Jessica Rosslee, a clinical psychologist at Dubai’s Thrive, said artistic expression should be part of all children’s upbringing, as it is a universal language.
“Creativity doesn’t have any set requirements, it doesn’t need a specific language, skill or any qualification, it ultimately meets the child where they are at,” she said.
Rosslee said it is vital to incorporate art in children’s learning experience as it has a positive impact on their emotional, social and cognitive development.
“Art serves as a creative outlet for children’s emotions, so in essence art helps children to regulate their emotions.”
When kids practice art, they are also engaging in conversations with their peers and adults, which helps hone their social skills, Rosslee said.
But art also helps kids’ brains develop better.
“Research mentions that neural connections are being made at a rapid rate during the brain’s early years. So activities such as drawing, painting… these wire the brain for successful learning, so ultimately the brain gets the opportunity of developing and getting strengthened,” Rosslee said.

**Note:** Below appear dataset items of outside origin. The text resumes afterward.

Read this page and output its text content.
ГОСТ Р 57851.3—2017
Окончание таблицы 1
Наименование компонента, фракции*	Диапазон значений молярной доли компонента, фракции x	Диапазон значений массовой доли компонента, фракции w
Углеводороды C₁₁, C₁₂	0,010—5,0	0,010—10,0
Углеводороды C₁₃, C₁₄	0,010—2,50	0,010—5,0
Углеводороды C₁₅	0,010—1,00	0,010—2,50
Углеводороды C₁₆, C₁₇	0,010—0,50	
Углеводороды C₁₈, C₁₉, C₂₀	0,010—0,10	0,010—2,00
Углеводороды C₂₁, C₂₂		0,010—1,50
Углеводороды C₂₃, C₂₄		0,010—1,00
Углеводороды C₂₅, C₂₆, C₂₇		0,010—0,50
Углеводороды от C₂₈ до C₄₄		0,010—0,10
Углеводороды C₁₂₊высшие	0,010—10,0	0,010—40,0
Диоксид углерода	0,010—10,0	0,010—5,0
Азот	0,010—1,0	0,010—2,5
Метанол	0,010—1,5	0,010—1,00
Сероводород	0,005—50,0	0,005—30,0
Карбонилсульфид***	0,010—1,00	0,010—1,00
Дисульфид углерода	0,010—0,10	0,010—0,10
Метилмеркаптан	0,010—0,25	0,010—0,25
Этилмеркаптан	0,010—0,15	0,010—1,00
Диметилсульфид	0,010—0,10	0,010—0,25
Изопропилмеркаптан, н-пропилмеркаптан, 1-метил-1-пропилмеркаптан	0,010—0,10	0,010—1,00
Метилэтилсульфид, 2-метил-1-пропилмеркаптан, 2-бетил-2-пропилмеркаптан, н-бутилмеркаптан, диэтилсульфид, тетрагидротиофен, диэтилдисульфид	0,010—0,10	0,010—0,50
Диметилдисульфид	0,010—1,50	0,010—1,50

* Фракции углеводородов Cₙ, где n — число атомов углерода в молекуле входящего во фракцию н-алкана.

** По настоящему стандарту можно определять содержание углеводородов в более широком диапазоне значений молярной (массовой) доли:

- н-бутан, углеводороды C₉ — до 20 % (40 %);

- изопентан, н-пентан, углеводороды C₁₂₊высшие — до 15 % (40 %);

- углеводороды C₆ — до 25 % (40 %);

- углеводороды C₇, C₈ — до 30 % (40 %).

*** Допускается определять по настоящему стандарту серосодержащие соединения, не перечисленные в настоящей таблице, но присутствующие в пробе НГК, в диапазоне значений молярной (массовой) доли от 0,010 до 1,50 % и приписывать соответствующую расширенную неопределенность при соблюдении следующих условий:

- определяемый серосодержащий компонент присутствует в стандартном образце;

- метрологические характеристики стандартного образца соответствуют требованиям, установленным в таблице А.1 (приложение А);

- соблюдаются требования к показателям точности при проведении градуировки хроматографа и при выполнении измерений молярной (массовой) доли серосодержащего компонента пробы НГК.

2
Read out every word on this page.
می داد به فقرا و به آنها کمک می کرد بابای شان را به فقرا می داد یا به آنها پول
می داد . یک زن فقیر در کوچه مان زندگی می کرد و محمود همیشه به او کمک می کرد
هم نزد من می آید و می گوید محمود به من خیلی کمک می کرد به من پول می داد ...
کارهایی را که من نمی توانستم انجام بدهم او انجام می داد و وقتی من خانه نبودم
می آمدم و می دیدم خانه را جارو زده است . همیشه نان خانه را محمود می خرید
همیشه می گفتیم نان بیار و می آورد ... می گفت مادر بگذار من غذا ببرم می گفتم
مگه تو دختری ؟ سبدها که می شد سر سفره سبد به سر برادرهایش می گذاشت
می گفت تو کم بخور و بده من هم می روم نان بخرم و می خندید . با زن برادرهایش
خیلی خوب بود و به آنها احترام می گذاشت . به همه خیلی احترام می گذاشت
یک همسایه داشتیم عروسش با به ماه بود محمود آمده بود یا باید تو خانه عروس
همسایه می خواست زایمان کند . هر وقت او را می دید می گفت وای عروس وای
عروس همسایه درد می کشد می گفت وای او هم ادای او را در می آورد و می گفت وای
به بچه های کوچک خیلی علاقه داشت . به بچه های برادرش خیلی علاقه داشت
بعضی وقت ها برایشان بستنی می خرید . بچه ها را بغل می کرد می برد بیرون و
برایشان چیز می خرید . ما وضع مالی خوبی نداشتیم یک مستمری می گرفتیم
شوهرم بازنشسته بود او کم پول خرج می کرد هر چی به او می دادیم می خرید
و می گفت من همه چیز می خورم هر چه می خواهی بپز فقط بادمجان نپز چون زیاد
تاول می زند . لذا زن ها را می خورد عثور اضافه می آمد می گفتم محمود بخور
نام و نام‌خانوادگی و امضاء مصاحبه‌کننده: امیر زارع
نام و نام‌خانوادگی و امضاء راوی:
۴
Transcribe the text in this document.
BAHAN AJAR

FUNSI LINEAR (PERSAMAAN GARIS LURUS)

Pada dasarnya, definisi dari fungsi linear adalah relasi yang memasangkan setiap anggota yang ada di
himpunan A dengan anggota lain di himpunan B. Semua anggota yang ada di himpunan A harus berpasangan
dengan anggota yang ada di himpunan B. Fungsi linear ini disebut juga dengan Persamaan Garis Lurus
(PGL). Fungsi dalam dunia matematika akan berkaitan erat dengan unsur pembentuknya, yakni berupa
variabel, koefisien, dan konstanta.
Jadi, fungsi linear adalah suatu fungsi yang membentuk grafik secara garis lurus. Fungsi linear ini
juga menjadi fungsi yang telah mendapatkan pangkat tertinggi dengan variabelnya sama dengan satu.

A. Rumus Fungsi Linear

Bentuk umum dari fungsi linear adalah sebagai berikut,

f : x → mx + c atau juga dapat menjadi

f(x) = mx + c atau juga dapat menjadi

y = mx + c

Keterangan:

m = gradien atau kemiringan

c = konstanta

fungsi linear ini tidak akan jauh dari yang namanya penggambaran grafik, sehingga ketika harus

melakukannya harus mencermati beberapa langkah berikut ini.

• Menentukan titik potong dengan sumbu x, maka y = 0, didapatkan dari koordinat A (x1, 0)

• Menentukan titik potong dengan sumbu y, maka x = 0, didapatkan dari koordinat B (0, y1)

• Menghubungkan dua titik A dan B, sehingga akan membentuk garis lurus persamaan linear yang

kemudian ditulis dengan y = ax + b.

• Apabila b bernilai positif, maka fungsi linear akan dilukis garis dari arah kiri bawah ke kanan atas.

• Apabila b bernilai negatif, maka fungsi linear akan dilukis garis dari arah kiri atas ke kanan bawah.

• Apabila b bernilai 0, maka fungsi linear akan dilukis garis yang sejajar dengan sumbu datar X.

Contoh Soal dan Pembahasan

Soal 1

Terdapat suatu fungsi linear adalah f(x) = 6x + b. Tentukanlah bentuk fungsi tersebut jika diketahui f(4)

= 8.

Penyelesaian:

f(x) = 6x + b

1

The benefits of incorporating art into your child’s life extends beyond practice, as looking at and examining art can also have a great impact on development.
“It exposes them to a rich and educational environment, it serves as an opportunity to explore the child’s curiosities, children learn a whole new vocabulary when they enter the world of art, they build their cultural awareness, they learn to observe, describe and analyze and interpret the art that’s in front of them, they are utilizing critical thinking skills,” Rosslee said.
As the pandemic continues and we are still confined by social distancing rules, practicing art at home can both keep children busy and help to build more meaningful connections with parents.
For that reason, KidzLoveArt in Dubai will soon launch art boxes for children, which are filled with all the required materials and equipment to work at home.
We spoke to the founder Denise Schmitz about the inspiration behind creating a children’s chapter of her adult-focused company WeLoveArt.
“I really believe, like Picasso, that we are all born as artists, and it is our responsibility as adults to positively nurture that creative spark,” she said.
Schmitz believes that art can help to instil confidence in children, but it is the parents’ responsibility to make that work.
“When you teach children with positivity and encouragement, they will feel safe, confident and proud of every work they create,” she said.
Schmitz said parents can encourage their children by showing admiration for their work and putting it up on display.
Nausheen Shamsher, an independent PR consultant and the mother of 12-year-old Amatullah, said enrolling her daughter with a private art tutor was “the best decision ever.”
“It helped her to refine her work, as well as focus and channel her energies to think out of the box. It has also helped improve her concentration, her approach to things is more positive and she sees and identifies colors and life in everything around her,” she said.
Encouraging children to engage in artistic expression at home can open up their world and help to build more meaningful connections, while they strive to reach their full potential.